The fighting is picking up momentum along the entire front. On January 24th a barrage of rockets struck civilian neighbourhoods on the eastern edge of Mariupol, a strategic Ukrainian port city, killing 30 and wounding scores. One senior Ukrainian official described it as “genocide”. Alexander Zakharchenko, the Donetsk rebel leader, told an emotional crowd that the attack on Mariupol was “the best possible monument to all our dead”. Russia blamed Kiev for the deaths; hours after his first statement, a chastened Mr Zakharchenko walked back his bluster on Russian television. But analysis of the impact craters by experts from Human Rights Watch and the Organisation for Security and Co-operation in Europe suggests the rockets were fired from rebel-held areas.
The shelling of Mariupol puts added pressure on the West to respond to the rebel push, one that NATO now says is backed by Russian troops. Many in the West hoped that sanctions, the falling oil price and international isolation would coax Vladimir Putin into a compromise. Instead, further violence in Ukraine has become a “means of blackmail” for Mr Putin, argues Lilia Shevtsova of the Brookings Institution. The West has found itself in a corner of its own: inaction now would amount to capitulation, while action means engaging in a fight few want. In order to protect its credibility, “The West will be forced to take a step that even yesterday it was not ready for,” Ms Shevtsova writes.
A “deeply concerned” President Obama has promised to consider all measures “short of military confrontation”. New sanctions seem likely, though America will have to cajole an already hesitant European Union. (European unity will be further tested by the victory in Greece of Syriza, whose leader has spoken out against sanctions on Russia.) Ukrainian officials have begun lobbying to cut Russia off from the SWIFT banking system. But the chairman of a Russian state bank has warned that such a move would bring Russia and the West to the brink of war: “The next day, the Russian and American ambassadors would have to leave the capitals.”
President Obama could also choose to begin supplying Ukraine with defensive weapons, a power recently granted to him by Congress. Many American commentators, including recent ambassadors to Russia and Ukraine, argue that supplying arms would strengthen Ukraine and raise the costs of Russian aggression. But sending weapons may do more to inflame tensions than calm them. Nothing so far suggests Mr Putin will blink.
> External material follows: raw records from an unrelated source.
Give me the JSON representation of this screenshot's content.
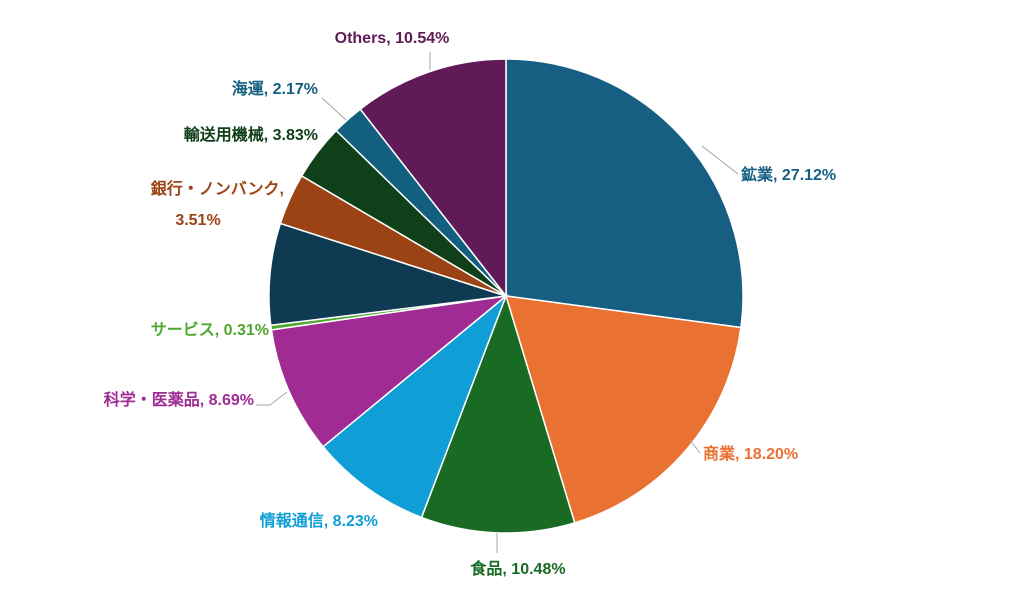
{
  "chart_data": {
    "type": "pie",
    "title": "",
    "slices": [
      {
        "label": "鉱業, 27.12%",
        "value": 27.12,
        "color": "#175f82",
        "label_color": "#175f82"
      },
      {
        "label": "商業, 18.20%",
        "value": 18.2,
        "color": "#e97132",
        "label_color": "#e97132"
      },
      {
        "label": "食品, 10.48%",
        "value": 10.48,
        "color": "#196b24",
        "label_color": "#196b24"
      },
      {
        "label": "情報通信, 8.23%",
        "value": 8.23,
        "color": "#0f9ed5",
        "label_color": "#0f9ed5"
      },
      {
        "label": "科学・医薬品, 8.69%",
        "value": 8.69,
        "color": "#a02b93",
        "label_color": "#a02b93"
      },
      {
        "label": "サービス, 0.31%",
        "value": 0.31,
        "color": "#4ea72e",
        "label_color": "#4ea72e"
      },
      {
        "label": "",
        "value": 6.92,
        "color": "#0e3a52",
        "label_color": "#0e3a52"
      },
      {
        "label": "銀行・ノンバンク, 3.51%",
        "value": 3.51,
        "color": "#9b4315",
        "label_color": "#9b4315"
      },
      {
        "label": "輸送用機械, 3.83%",
        "value": 3.83,
        "color": "#10401a",
        "label_color": "#10401a"
      },
      {
        "label": "海運, 2.17%",
        "value": 2.17,
        "color": "#135f80",
        "label_color": "#135f80"
      },
      {
        "label": "Others, 10.54%",
        "value": 10.54,
        "color": "#601a58",
        "label_color": "#601a58"
      }
    ],
    "start_angle": "12 o'clock",
    "direction": "clockwise",
    "legend": "none",
    "data_labels": "outside with leader lines"
  }
}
The Kremlin sees an existential battle with America playing out on Ukrainian soil. Mr Putin has called Ukraine’s army a “NATO foreign legion” fighting for Western interests; images of American weapons being unloaded in Kiev would be taken as proof. Sergei Karaganov, a Kremlin advisor and a dean at Moscow’s Higher School of Economics, argues that the survival not just of the ruling regime, but of Russia itself, is at stake: “This raises the bets much higher than those of Western partners.” And with the Donbas rumbling, Russia’s other neighbours are taking note. Belarus’s newest military doctrine warns of little green men; Lithuania recently issued its citizens a Russian invasion survival manual.
In Ukraine, the Minsk peace accords look like an illusion. The question is no longer whether the war will continue, but how long it will last. “To live means to fight,” says Andriy Biletsky, a commander of Ukraine's Azov battalion, which leads the defence of Mariupol. Over oily pork and potatoes at Dushman's base in Donetsk, one rebel soldier predicts the war will last until 2018. His comrades nod in approval. Asked whether he is ready, Dushman answers: “We have no choice. We have no exit.”